Buka konten ini

PRIA asal Meksiko, Juan Pedro Franco, yang dikenal sebagai penderita obesitas ekstrem dengan berat badan mencapai 600 kilogram, meninggal dunia pada usia 41 tahun, Selasa (24/12/2025).
Juan menghembuskan napas terakhir di sebuah rumah sakit di Aguascalientes, Meksiko.
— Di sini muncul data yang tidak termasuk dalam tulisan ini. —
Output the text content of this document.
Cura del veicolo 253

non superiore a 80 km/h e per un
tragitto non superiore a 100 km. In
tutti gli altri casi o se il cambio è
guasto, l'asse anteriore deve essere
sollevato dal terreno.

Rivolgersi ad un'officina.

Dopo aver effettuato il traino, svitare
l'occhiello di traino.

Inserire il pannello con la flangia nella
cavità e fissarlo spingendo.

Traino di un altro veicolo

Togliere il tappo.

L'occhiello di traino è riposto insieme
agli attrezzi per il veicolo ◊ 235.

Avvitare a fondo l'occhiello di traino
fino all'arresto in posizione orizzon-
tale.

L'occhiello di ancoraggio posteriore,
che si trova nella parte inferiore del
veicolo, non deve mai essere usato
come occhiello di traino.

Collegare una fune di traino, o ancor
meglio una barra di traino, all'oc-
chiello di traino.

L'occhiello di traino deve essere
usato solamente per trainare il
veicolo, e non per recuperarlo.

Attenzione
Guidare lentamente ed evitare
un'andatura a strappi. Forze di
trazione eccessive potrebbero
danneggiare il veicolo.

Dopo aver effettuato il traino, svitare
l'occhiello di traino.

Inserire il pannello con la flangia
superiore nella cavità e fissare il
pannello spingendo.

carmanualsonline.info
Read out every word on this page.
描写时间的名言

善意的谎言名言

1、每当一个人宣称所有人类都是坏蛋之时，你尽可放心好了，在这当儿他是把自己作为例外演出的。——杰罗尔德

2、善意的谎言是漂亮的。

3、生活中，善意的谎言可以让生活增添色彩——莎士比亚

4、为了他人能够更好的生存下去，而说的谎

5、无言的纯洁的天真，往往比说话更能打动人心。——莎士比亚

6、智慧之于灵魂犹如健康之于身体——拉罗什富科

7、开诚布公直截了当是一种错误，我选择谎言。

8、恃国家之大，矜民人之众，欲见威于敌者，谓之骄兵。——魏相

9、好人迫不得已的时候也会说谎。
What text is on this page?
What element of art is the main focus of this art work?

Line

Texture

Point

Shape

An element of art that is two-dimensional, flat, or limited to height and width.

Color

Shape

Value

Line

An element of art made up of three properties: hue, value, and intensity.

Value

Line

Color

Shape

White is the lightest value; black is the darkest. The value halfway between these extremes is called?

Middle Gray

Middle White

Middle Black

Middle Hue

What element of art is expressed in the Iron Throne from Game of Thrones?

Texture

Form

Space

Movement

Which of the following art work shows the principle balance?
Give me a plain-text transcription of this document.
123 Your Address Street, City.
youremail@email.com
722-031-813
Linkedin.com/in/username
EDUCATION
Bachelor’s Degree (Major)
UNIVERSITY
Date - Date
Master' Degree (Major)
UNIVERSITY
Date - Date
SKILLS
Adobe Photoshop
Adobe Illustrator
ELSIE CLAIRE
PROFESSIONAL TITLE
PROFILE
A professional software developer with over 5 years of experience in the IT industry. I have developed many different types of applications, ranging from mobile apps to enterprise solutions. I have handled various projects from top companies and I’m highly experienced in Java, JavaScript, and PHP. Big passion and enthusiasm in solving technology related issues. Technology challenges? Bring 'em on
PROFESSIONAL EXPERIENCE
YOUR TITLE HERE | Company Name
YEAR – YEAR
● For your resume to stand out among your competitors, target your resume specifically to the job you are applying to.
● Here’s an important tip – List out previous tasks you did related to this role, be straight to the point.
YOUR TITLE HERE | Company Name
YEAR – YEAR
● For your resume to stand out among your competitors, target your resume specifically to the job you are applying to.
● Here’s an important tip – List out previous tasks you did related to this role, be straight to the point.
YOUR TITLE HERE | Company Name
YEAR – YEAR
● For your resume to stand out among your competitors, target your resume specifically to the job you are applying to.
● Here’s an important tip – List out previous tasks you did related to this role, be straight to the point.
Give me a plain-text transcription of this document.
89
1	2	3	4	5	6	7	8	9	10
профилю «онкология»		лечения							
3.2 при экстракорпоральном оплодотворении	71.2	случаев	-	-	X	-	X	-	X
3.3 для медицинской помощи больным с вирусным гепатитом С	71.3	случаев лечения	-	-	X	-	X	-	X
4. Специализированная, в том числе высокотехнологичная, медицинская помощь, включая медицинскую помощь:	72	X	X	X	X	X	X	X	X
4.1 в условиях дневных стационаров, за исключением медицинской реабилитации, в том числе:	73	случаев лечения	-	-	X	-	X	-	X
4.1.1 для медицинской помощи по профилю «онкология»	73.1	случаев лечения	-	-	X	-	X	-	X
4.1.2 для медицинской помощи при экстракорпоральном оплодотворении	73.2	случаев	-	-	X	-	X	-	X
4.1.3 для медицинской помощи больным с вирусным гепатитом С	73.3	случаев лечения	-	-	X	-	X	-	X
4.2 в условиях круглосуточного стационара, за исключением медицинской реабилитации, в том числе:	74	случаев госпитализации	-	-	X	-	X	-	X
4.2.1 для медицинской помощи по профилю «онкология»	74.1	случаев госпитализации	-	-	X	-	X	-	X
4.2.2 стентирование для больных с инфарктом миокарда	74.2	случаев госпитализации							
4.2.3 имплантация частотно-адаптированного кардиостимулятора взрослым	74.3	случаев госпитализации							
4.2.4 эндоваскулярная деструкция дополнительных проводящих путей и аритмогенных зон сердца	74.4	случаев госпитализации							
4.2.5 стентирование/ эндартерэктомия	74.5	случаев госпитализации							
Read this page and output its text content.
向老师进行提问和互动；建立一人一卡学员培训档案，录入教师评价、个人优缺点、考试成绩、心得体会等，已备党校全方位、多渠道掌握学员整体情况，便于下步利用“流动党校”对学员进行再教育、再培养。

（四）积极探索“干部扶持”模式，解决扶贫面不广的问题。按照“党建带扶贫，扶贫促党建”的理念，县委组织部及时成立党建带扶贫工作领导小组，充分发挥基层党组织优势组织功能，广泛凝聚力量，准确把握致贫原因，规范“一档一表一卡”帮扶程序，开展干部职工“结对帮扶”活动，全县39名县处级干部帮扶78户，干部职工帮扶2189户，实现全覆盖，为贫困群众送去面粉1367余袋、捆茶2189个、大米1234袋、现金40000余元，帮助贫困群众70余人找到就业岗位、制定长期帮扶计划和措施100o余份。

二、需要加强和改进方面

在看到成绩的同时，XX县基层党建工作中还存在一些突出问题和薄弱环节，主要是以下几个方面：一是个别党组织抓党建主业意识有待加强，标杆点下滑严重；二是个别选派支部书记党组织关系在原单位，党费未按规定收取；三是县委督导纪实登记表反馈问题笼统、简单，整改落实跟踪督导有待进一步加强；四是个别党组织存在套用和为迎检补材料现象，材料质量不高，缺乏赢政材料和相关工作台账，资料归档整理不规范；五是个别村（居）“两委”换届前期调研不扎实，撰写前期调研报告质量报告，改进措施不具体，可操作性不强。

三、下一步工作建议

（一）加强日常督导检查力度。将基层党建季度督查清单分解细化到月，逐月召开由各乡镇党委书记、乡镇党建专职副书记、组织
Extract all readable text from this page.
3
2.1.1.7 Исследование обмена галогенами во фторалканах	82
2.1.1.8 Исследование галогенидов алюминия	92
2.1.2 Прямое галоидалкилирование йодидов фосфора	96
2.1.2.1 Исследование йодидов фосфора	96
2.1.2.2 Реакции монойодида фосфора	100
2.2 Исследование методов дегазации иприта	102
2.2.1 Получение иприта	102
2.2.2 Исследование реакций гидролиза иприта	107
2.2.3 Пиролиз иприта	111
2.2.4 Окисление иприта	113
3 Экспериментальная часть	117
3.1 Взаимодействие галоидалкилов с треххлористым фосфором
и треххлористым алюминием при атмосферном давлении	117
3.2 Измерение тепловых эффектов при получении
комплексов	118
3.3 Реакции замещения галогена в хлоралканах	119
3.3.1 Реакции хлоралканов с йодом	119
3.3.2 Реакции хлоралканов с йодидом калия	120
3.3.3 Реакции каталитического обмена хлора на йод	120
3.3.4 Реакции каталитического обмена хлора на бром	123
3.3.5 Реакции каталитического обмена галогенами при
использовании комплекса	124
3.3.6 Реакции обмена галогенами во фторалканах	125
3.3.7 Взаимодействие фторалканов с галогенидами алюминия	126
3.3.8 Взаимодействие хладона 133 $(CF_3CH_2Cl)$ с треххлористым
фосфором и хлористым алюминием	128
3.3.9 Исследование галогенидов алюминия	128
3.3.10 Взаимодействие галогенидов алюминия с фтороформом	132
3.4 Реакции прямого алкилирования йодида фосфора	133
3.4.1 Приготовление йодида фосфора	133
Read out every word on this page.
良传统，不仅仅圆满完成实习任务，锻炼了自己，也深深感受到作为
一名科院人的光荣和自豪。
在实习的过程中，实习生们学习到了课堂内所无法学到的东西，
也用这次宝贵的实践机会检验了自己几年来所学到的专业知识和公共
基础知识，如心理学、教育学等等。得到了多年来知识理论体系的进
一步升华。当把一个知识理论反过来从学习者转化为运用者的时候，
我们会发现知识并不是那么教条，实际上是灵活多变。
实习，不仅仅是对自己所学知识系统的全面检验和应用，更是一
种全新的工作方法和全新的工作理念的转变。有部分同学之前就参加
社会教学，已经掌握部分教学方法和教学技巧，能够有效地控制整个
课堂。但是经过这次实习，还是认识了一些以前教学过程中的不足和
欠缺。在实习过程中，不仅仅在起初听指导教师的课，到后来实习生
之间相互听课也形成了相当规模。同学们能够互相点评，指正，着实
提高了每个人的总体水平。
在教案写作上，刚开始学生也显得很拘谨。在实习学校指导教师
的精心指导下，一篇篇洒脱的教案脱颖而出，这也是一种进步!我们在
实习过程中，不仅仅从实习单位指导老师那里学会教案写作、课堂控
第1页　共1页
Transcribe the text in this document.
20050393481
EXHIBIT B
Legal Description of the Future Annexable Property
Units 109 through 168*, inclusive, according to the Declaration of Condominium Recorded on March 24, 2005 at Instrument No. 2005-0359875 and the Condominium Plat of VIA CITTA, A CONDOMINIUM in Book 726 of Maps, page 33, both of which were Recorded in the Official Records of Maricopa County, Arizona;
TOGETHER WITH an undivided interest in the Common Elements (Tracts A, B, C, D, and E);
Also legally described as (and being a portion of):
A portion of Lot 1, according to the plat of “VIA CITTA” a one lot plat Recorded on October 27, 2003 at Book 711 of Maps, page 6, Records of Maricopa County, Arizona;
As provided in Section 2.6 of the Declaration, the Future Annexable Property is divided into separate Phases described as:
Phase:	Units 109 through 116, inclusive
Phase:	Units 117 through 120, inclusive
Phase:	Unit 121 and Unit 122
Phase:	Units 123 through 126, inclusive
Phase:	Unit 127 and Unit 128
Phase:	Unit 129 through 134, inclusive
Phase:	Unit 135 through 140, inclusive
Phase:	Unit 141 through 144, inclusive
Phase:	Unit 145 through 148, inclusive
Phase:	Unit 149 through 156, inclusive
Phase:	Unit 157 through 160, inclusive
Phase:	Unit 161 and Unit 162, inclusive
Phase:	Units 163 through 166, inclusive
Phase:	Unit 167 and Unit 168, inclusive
Ia meninggal akibat komplikasi infeksi ginjal setelah kondisi kesehatannya terus menurun.
Nama Juan Pedro Franco tercatat dalam Guinness World Records sebagai pria tergemuk di dunia pada 2017. Sebagian besar hidupnya dihabiskan dengan terbaring di tempat tidur karena keterbatasan fisik yang dialaminya.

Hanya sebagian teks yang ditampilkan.